# A Tree-based Approach for Detecting Redundant Business Rules in very   Large Financial Datasets

**Authors:** Nhien-An Le-Khac, Sammer Markos, M-Tahar Kechadi

arXiv: 1704.04301 · 2017-04-17

## TL;DR

This paper introduces a tree-based method to automatically detect redundant business rules in large financial datasets, aiming to improve efficiency and accuracy in NAV validation processes.

## Contribution

The paper presents a novel tree-based approach for identifying correlated and redundant business rules in large-scale financial data, enhancing automation in NAV validation.

## Key findings

- Effective detection of redundant rules demonstrated on real-world data
- Reduces manual effort in rule validation processes
- Improves accuracy and efficiency of NAV validation

## Abstract

Net Asset Value (NAV) calculation and validation is the principle task of a fund administrator. If the NAV of a fund is calculated incorrectly then there is huge impact on the fund administrator; such as monetary compensation, reputational loss, or loss of business. In general, these companies use the same methodology to calculate the NAV of a fund, however the type of fund in question dictates the set of business rules used to validate this.

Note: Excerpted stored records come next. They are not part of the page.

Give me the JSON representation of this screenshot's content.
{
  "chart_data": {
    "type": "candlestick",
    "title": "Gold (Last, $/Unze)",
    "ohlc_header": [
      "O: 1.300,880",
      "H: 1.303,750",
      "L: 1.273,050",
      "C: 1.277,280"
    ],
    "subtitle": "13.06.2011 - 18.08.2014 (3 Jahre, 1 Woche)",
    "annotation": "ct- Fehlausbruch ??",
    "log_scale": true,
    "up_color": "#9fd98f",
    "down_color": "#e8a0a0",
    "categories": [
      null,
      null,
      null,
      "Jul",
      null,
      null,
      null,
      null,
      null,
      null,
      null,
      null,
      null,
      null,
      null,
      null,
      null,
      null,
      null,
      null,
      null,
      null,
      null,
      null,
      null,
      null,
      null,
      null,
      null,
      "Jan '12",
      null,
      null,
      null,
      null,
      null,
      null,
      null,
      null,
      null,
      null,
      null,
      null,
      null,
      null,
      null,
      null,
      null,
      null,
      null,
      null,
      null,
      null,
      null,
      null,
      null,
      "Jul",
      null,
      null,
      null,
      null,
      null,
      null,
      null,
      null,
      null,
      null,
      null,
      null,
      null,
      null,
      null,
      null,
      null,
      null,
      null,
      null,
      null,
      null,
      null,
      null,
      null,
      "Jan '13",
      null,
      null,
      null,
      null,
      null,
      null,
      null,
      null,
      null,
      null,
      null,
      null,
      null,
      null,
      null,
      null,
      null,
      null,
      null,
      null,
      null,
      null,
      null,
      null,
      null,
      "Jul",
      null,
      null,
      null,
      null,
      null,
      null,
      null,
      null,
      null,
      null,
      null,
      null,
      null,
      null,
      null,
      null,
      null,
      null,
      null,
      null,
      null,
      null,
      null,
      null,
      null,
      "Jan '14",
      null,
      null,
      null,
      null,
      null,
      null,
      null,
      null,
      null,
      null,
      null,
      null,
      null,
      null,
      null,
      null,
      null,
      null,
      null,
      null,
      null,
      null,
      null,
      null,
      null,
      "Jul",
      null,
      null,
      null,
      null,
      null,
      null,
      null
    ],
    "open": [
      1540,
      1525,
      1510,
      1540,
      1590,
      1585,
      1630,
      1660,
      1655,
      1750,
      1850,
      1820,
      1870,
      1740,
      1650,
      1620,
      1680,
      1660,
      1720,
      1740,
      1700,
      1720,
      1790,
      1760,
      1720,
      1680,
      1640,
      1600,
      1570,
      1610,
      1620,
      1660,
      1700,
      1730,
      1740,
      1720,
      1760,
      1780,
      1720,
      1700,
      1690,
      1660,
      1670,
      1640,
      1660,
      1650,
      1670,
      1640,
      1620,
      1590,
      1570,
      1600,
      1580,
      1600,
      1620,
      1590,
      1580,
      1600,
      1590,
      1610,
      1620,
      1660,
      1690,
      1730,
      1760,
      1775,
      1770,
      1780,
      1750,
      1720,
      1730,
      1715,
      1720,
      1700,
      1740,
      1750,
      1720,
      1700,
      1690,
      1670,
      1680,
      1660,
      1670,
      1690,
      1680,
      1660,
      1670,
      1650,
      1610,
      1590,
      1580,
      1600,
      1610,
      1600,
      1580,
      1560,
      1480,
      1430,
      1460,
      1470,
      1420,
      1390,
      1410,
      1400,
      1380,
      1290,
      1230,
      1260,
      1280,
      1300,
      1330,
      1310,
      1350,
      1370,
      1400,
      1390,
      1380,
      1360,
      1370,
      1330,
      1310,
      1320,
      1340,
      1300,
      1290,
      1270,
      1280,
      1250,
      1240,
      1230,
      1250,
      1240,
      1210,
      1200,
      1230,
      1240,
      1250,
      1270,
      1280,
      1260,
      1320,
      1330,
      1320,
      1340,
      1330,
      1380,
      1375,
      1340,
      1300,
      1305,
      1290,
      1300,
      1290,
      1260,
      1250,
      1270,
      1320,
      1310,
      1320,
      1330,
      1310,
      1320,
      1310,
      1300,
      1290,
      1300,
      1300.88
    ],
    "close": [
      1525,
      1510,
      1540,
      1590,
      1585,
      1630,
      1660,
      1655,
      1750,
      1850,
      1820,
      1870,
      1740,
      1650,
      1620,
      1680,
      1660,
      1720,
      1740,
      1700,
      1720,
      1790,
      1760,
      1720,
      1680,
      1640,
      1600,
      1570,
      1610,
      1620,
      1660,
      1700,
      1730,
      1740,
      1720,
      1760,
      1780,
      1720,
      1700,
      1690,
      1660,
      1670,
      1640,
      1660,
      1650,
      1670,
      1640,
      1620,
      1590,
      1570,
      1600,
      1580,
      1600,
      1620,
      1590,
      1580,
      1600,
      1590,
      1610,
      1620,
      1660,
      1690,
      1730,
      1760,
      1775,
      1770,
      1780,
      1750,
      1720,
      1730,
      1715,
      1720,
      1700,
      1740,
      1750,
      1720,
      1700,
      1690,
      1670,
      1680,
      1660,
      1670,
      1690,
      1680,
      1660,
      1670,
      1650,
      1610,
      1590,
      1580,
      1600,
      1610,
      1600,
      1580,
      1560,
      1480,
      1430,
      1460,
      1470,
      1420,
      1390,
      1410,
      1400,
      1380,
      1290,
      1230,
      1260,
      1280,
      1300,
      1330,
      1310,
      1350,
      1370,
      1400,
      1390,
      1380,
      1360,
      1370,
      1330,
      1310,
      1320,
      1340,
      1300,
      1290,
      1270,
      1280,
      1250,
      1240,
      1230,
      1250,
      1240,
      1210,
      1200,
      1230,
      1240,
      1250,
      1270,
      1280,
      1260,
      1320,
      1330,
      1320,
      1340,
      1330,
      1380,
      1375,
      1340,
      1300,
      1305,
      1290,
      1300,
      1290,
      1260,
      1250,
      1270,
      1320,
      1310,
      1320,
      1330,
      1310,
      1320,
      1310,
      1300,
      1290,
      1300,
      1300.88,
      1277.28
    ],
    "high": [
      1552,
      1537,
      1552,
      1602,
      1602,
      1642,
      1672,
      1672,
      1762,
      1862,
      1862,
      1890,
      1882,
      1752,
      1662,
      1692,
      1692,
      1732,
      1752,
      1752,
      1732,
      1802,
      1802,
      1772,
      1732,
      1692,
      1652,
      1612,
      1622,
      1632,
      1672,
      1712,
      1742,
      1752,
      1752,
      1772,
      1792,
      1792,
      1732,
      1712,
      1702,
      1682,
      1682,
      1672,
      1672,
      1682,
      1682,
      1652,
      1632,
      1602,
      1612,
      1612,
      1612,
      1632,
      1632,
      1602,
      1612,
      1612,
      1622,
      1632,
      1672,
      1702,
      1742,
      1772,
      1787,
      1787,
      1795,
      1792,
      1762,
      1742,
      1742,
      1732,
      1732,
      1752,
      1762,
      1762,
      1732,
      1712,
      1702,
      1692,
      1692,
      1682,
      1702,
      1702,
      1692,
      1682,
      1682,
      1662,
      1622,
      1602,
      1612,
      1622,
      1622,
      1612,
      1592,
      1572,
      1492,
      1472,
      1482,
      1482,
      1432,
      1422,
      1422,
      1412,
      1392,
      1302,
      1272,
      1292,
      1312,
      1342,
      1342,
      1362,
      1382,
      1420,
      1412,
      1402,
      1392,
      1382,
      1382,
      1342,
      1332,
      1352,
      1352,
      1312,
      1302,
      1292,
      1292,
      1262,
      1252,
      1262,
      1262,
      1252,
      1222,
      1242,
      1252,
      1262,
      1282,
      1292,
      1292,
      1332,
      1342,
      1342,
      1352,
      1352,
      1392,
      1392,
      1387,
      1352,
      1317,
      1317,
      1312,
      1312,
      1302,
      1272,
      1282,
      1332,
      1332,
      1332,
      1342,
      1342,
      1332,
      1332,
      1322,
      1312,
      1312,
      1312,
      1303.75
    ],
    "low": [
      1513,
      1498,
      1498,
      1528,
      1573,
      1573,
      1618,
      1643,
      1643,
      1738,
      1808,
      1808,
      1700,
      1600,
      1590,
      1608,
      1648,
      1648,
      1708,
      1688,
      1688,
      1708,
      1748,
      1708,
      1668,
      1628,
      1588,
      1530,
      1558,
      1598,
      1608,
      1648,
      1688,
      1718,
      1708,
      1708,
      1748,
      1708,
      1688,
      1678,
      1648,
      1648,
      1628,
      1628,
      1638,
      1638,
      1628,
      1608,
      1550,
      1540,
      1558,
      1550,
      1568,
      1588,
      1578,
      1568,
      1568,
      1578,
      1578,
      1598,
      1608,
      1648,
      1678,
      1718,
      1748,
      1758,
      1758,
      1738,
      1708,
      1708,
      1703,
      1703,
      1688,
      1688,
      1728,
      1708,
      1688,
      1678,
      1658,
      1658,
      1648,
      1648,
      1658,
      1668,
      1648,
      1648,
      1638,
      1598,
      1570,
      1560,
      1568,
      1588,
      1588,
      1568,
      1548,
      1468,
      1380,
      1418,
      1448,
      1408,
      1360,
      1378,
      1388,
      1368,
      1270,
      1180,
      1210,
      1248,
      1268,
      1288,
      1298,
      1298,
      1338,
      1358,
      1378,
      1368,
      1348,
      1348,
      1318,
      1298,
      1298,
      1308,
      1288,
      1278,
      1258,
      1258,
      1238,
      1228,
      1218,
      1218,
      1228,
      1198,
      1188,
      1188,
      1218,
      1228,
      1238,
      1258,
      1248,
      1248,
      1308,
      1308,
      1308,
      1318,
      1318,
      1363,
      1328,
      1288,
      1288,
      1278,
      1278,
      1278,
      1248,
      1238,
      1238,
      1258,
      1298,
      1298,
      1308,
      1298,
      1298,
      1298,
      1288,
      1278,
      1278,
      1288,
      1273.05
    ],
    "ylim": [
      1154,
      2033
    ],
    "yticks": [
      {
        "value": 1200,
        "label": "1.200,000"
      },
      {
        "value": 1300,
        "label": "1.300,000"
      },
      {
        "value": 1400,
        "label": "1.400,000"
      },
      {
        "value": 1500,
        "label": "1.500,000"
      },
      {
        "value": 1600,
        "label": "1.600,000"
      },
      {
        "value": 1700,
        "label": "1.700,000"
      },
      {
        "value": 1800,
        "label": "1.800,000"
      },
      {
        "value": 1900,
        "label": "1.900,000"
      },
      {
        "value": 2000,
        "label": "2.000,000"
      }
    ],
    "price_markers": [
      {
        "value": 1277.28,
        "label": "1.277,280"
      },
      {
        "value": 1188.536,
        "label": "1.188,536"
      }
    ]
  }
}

Today, most Fund Administrators depend heavily on human resources due to the lack of an automated standardized solutions, however due to economic climate and the need for efficiency and costs reduction many banks are now looking for an automated solution with minimal human interaction; i.e., straight through processing (STP). Within the scope of a collaboration project that focuses on building an optimal solution for NAV validation, in this paper, we will present a new approach for detecting correlated business rules. We also show how we evaluate this approach using real-world financial data.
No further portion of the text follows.